As I scrolled down, though, Newegg showed me several other items under “similar products”. I saw an even more discounted three-pack of fans: the Asiahorse Magic-i 120 V2. Three fans for fourteen bucks, well within my impulse buy range. I’ll buy the pack and see what it does.

Repurposing PC RGB LED Accessories

I’m quite comfortable poking around inside the tower case of a DIY PC. I’ve built a few PCs from components, and I’ve bought a few that came prebuilt by a shop. In my PC experience I’ve focused on the functional side of things and haven’t paid much attention to the aesthetics side. There’s a whole segment of the market enchanted with flashy LEDs. As an electronics hobbyist, it had been hard for me to look at those accessories seriously. I know how little addressable RGB LED modules cost in bulk, and it is quite clear those PC accessories were sold at a huge profit margin. I would be more inclined to build my own LED creations like Glow Flow than to pay a premium just for overpriced flashy lights in my PC.

But what if I looked beyond products’ MSRP? Since this particular market is about novelty, just like the clothing fashion industry there is a high turnover of products. The huge profit margin entices startups hoping to make it big, and most don’t. High product turnover means there are those who upgrade to the latest look. Each of these scenarios can lead to products sold well below MSRP: (1) clearance sales on unsold inventory of “old looks” (2) liquidation sales from bankrupt companies, and (3) secondhand markets (eBay/Craigslist) for those who have upgraded. A bargain hunter can find LED-bedazzled gear well below the price of new equipment, and in extreme cases even lower than price of buying new WS2812 modules directly.

Well, now I’m interested! Not for my PC, but for potential future electronics projects. Which means looking at these products and try to figure out how I can repurpose them. I started by looking at the product pages for a few PC hardware component companies and their advertising spiel for RGB LED accessories.

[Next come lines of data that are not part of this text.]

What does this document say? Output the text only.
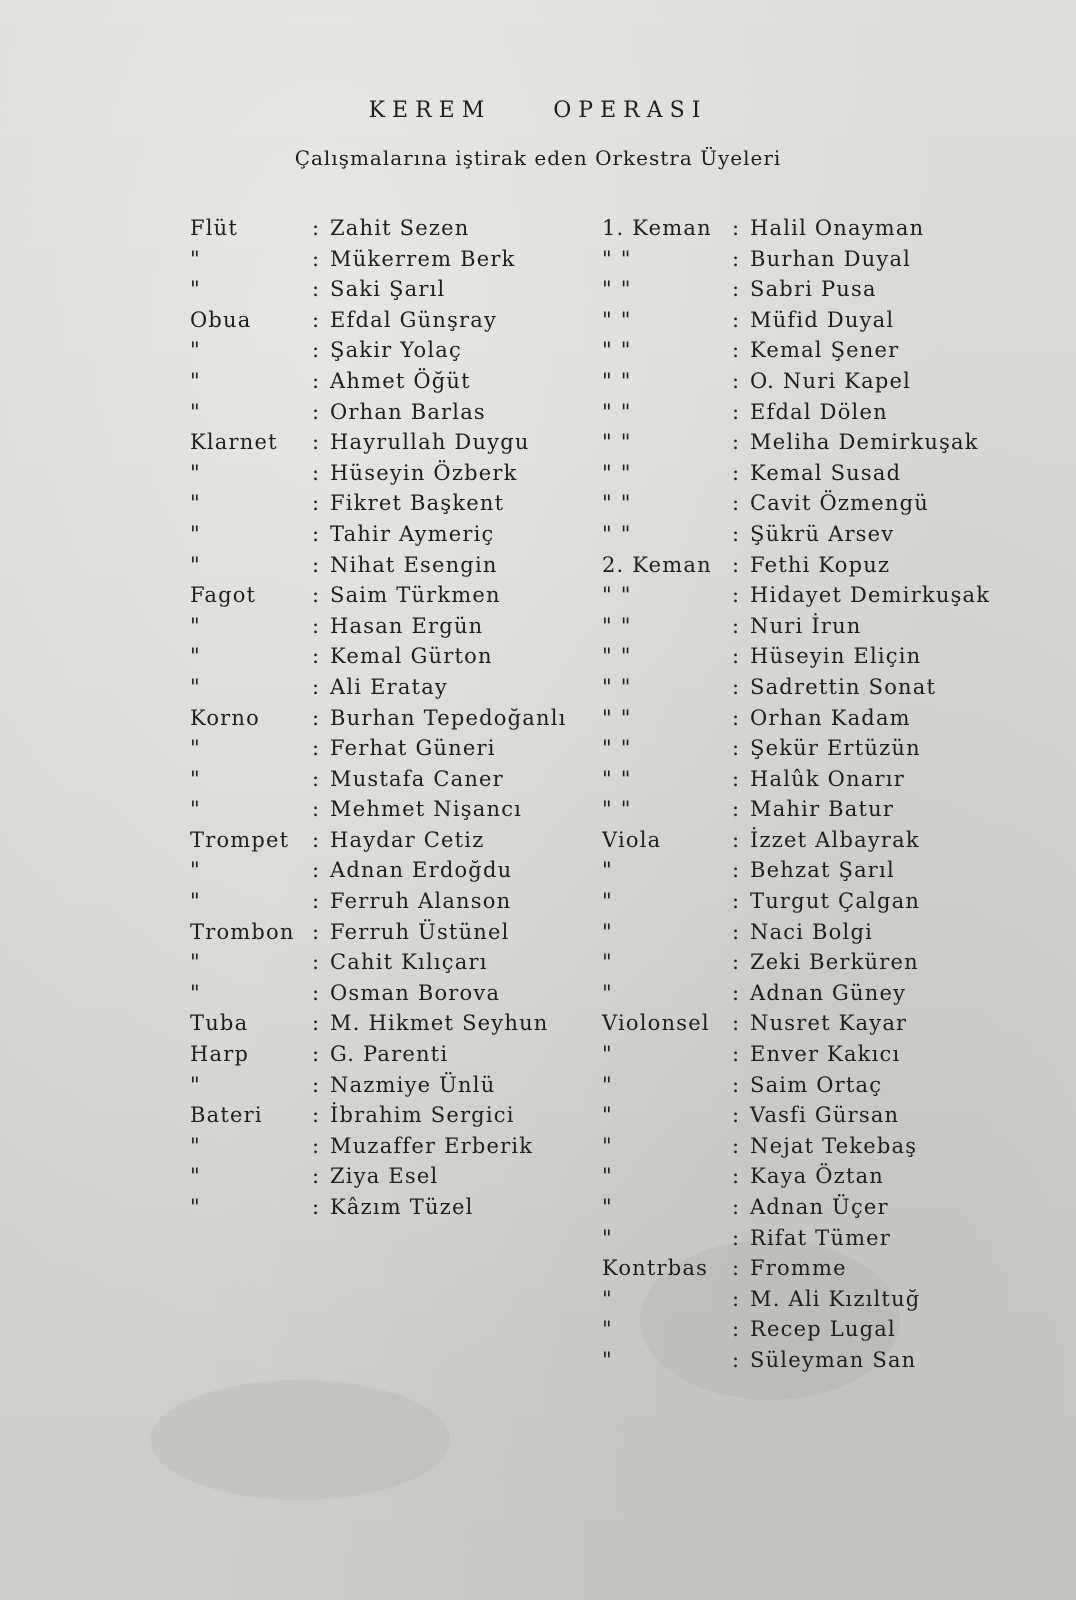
KEREM	OPERASI
Çalışmalarına iştirak eden Orkestra Üyeleri
Flüt	: Zahit Sezen
"	: Mükerrem Berk
"	: Saki Şarıl
Obua	: Efdal Günşray
"	: Şakir Yolaç
"	: Ahmet Öğüt
"	: Orhan Barlas
Klarnet	: Hayrullah Duygu
"	: Hüseyin Özberk
"	: Fikret Başkent
"	: Tahir Aymeriç
"	: Nihat Esengin
Fagot	: Saim Türkmen
"	: Hasan Ergün
"	: Kemal Gürton
"	: Ali Eratay
Korno	: Burhan Tepedoğanlı
"	: Ferhat Güneri
"	: Mustafa Caner
"	: Mehmet Nişancı
Trompet	: Haydar Cetiz
"	: Adnan Erdoğdu
"	: Ferruh Alanson
Trombon : Ferruh Üstünel
"	: Cahit Kılıçarı
"	: Osman Borova
Tuba	: M. Hikmet Seyhun
Harp	: G. Parenti
"	: Nazmiye Ünlü
Bateri	: İbrahim Sergici
"	: Muzaffer Erberik
"	: Ziya Esel
"	: Kâzım Tüzel
1. Keman : Halil Onayman
" "	: Burhan Duyal
" "	: Sabri Pusa
" "	: Müfid Duyal
" "	: Kemal Şener
" "	: O. Nuri Kapel
" "	: Efdal Dölen
" "	: Meliha Demirkuşak
" "	: Kemal Susad
" "	: Cavit Özmengü
" "	: Şükrü Arsev
2. Keman : Fethi Kopuz
" "	: Hidayet Demirkuşak
" "	: Nuri İrun
" "	: Hüseyin Eliçin
" "	: Sadrettin Sonat
" "	: Orhan Kadam
" "	: Şekür Ertüzün
" "	: Halûk Onarır
" "	: Mahir Batur
Viola	: İzzet Albayrak
"	: Behzat Şarıl
"	: Turgut Çalgan
"	: Naci Bolgi
"	: Zeki Berküren
"	: Adnan Güney
Violonsel	: Nusret Kayar
"	: Enver Kakıcı
"	: Saim Ortaç
"	: Vasfi Gürsan
"	: Nejat Tekebaş
"	: Kaya Öztan
"	: Adnan Üçer
"	: Rifat Tümer
Kontrbas	: Fromme
"	: M. Ali Kızıltuğ
"	: Recep Lugal
"	: Süleyman San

  • Corsair uses the iCUE branding as an umbrella covering aesthetics-based accessories. Some are the addressable LEDs I care about, but not all of them.
  • Gigabyte uses the name RGB Fusion.
  • Asus calls theirs Aura.
  • MSI calls theirs Mystic Light.

I hit a gold mine on MSI’s Mystic Light site, because their FAQ included an entry “What is Mystic Light Extension” that gave the following description:

Mystic Light Extension is a feature of Mystic Light software which allows user to control colors and effects of partner’s product such as RGB LED Strips, RGB PC Fans or RGB PC Case via on-board JRGB / JRainbow / JCorsair pin header.

    JRGB (4-Pin / PIN-definition: 12V/G/R/B): The JRGB pin header provides up to 3A (12V) power supply for non-addressable 5050 RGB LED solution showing single color.
    JRAINBOW (3-Pin / PIN-definition: 5V/D/-/G): The JRainbow pin header provides up to 3A (5V) power supply for addressable WS2812 RGB LED (ARGB) solution showing rainbow color.
    JCORSAIR (3-Pin / PIN-definition: 5V/D/G): The JCorsair pin header provides up to 3A (5V) power supply to Mystic Light software compatible CORSAIR devices.

This tells me products that use the JRGB header are colorful but not individually addressable. Products using JRAINBOW or JCORSAIR are 5V devices that uses a single data pin and no clock. This is a very strong hint these products are made of LEDs made of either WS2812 (“NeoPixel”) or alternatives that understand the same control signals. I will go look for a bargain and try one out.